1
votes

I am currently doing some studies on computing a 4th order tensor in numpy with the einsum function.

The tensor I am computing is written in Einstein notation and the function einsun does the work perfectly! But I would like to know what it is doing in the following case:

import numpy as np

a=np.array([[2,0,3],[0,1,0],[0, 0, 4]])
b= np.eye(3)

r1=np.einsum("ij,kl->ijkl", a, b)
r2=np.einsum("ik,jl->ijkl", a, b)

in r1 I am basically doing the standard tensor product (equivalent to np.tensordot(a,b,axes=0)).

What about in r2?

I know I can get the value by doing a[:,None,:,None]*b[None,:,None,:] but I do not know what the indexing is doing. Does this operation have a name?

Sorry if this is too basic!

2
I think of both r1 and r2 as an outer product. The 2nd just reorders the axes of the 4d result. Matrix product can do the same sort of multiplication, but it sums one or more axes (the shared index). In your case there's no summation of products. r1 can also be written with broadcasting - just reorder the None. - hpaulj
np.tensordot reshapes and transposes the inputs till it can do a standard 2d dot product, and then transforms the result back. My memory is that the single number axes parameter is translated into an expanded tuple of axes. I find that the einsum indexing is clearer, and more powerful. - hpaulj
As to your question on what the indexing is doing, it's not really clear what you mean but it sounds like you are asking what None is doing. And it's creating an extra dimension of size 1 so that the arrays become compatible for multiplication. It's called broadcasting. - Ananda
r2 is simply an axis-permuted version of r1 - Eelco Hoogendoorn

2 Answers

0
votes

I tried to use the transpose definition to change multiple axes.

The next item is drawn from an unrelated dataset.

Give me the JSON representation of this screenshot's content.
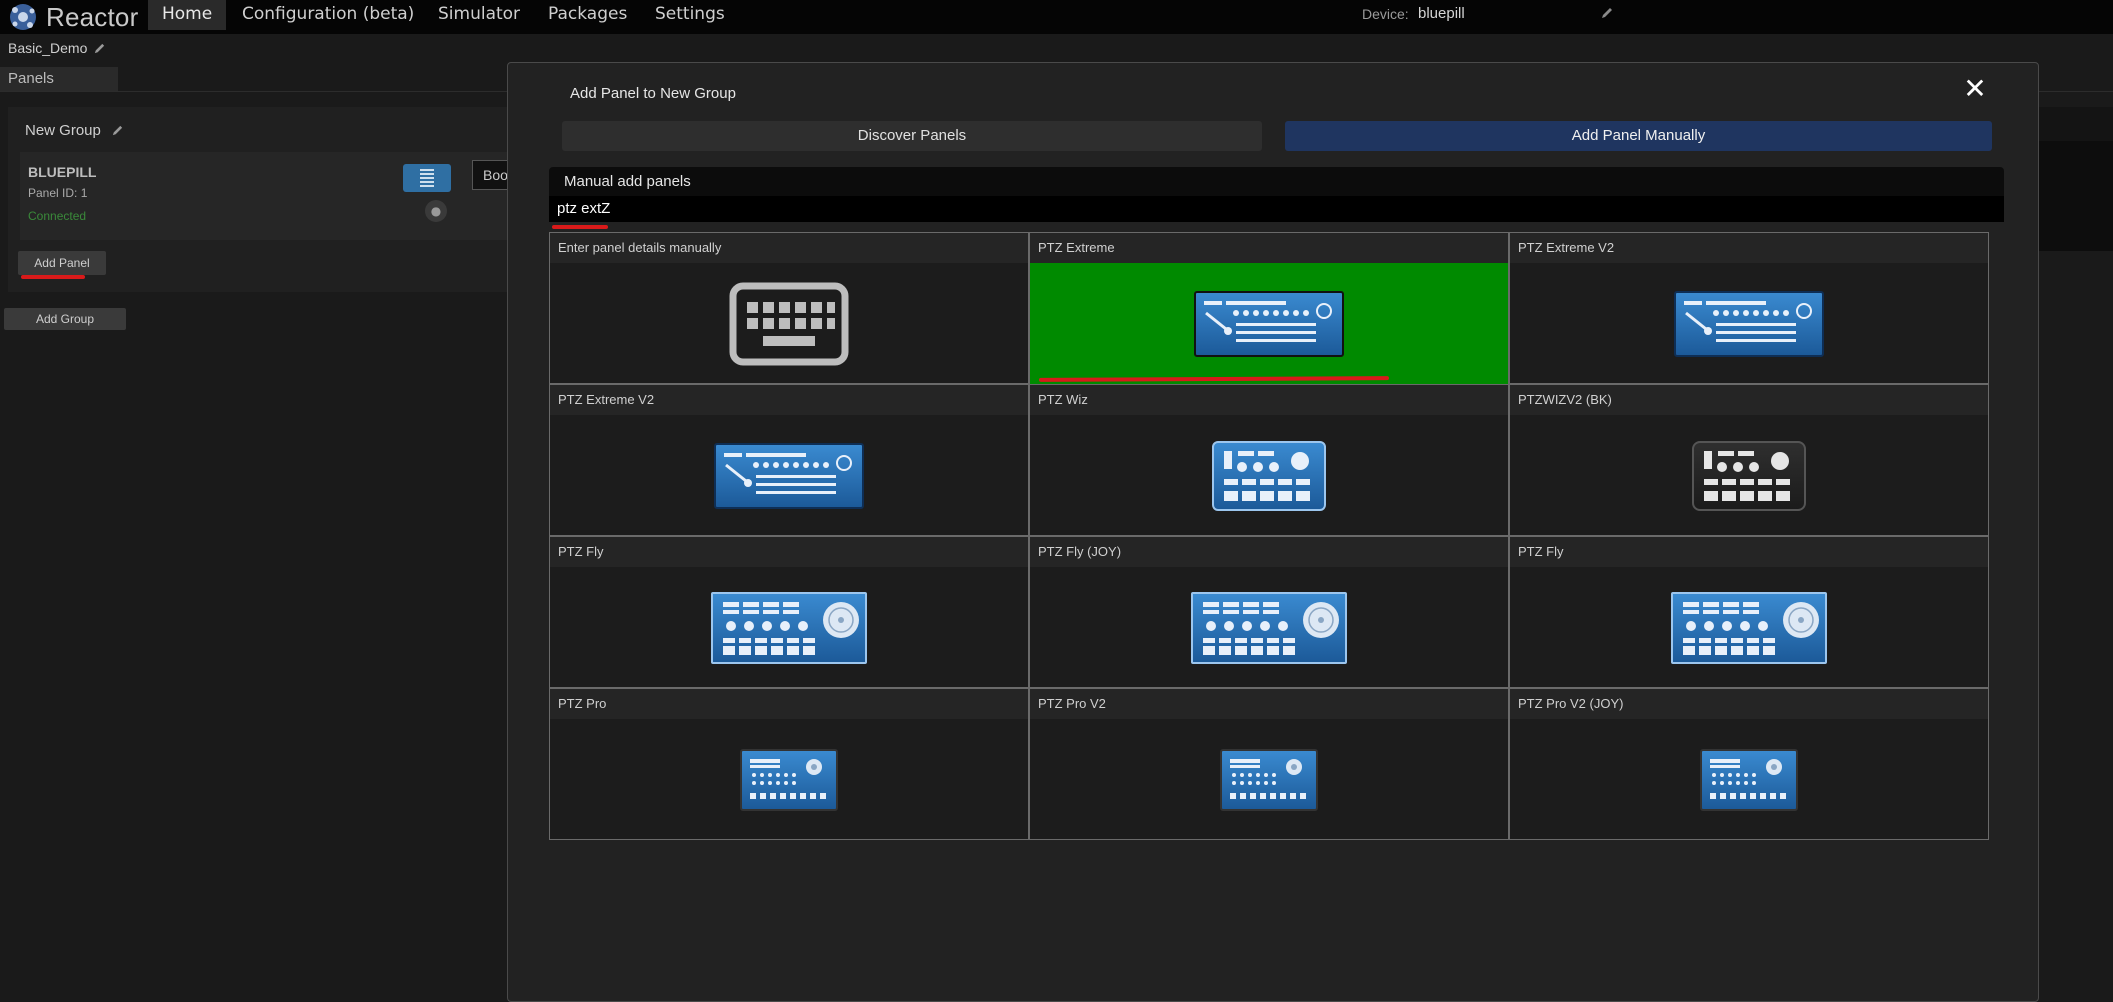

It works for 'ij,kl -> ijkl' , 'ik,jl->ijkl' ,'kl,ij->ijkl' but fails for 'il,jk->ijkl', 'jl,ik->ijkl'and 'jk,il->ijkl'

import numpy as np

a=np.eye(3)
a[0][0]=2
a[0][-1]=3
a[-1][-1]=4

b=np.eye(3)

def permutation(str_,Arr):
    
    Arr=np.reshape(Arr,[3,3,3,3])
   
    def splitString(str_):
        tmp1=str_.split(',')
        tmp2=tmp1[1].split('->')
        str_idx1=tmp1[0]
        str_idx2=tmp2[0]
        str_idx_out=tmp2[1]
        return str_idx1,str_idx2, str_idx_out
    
    
    idx_a, idx_b, idx_out=splitString(str_)
    
    dict_={'i':0,'j':1,'k':2,'l':3}
    
    def split(word): 
        return [char for char in word]
                
    
    a,b=split(idx_a)
    c,d=split(idx_b)
    
    Arr=np.transpose(Arr,(dict_[a],dict_[b],dict_[c],dict_[d]))

    return Arr


str_='jk,il->ijkl'

d=np.outer(a,b)
f=np.einsum(str_, a,b)

check=permutation(str_,d)

if (np.count_nonzero(f-check)==0):
    print ('Code is working!')

else:
    print("Something is wrong...")

Appreciate your suggestions!

0
votes

r2 is essentially the same tensor as r1, but the indices are rearranged. In particular, r2[i,j,k,l] is equal to a[i,k]*b[k,l].

For instance:

>>> r2[0,1,2,1]
3.0

This corresponds to the fact that a[0,2]*b[1,1] is 3 * 1, which is indeed 3.

Another way to think about this is to observe that a[:,j,:,l] is equal to a whenever j == l and is a zero-matrix otherwise.